Güncel olanın her şeyin üstüne bir kabus gibi çöktüğü, güncel olmayan her şeyin çöp olarak değerlendirildiği günümüzde, geleneğe ve geleneğe mal olmuş bu yazarlara dönmenin gerekliliğini “benzeşik olanı anlamak” olarak açıklıyor Corcuff. Kitapta bahsi geçen gelenek fikri geçmişle aynı olan değil, aksine “sürekli yeniden icat edilen” bir durum. Bu bakış açısı, siyasetin geçmişle bağlaşık durağan yapısını kırarak siyaseti tarihsel olarak çeşitlilik gösteren bir konumda algılamamızı ve “büyük kuramları” okurken günümüzle benzeşik olan üzerinden bağlantı kurmamızı sağlıyor.
Siyaset ve ekonomi hakkındaki fobilerini yenmek isteyen ve bu konuda eleştirel olanaklar arayanların; klişelere boğulmadan derin sulara girmesini sağlayan bu kitap hem siyaset felsefesi üzerine düşünen/araştıran üniversite kürsülerinin hem de sorularına yanıt arayan “yurttaş”ların önemli bir başlangıç noktası olmak için raflardaki yerini aldı.

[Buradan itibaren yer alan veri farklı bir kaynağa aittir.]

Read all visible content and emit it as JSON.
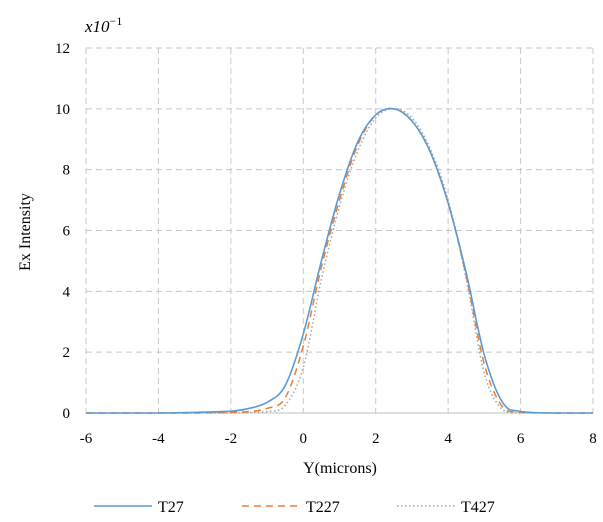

Terliklerimle gelsem sana...

Blog adını Bülent Somay’ın bir makalesinden aldı. Türkiye’de çokça örneğini görebileceğiniz Batı taklitçisi züppelerden biriyim ben. Okuduklarım, yazmaya çalıştıklarım, dinlediklerim ve hayallerimle taklidin ötesine geçebilmek adına vereceğim mücadelenin seyir defteri olacak blog. O yüzden itiraflar zaten, yaşadıklarımı anlatabilmek için.

Daha önce başlayıp yarım bırakılmış projelerle dolu geçmişim. Bloglar, dergi fikirleri, forumlar... Bu da muhtemelen yarım kalacak, garp mukallidi züppeye yakışır bir şekilde.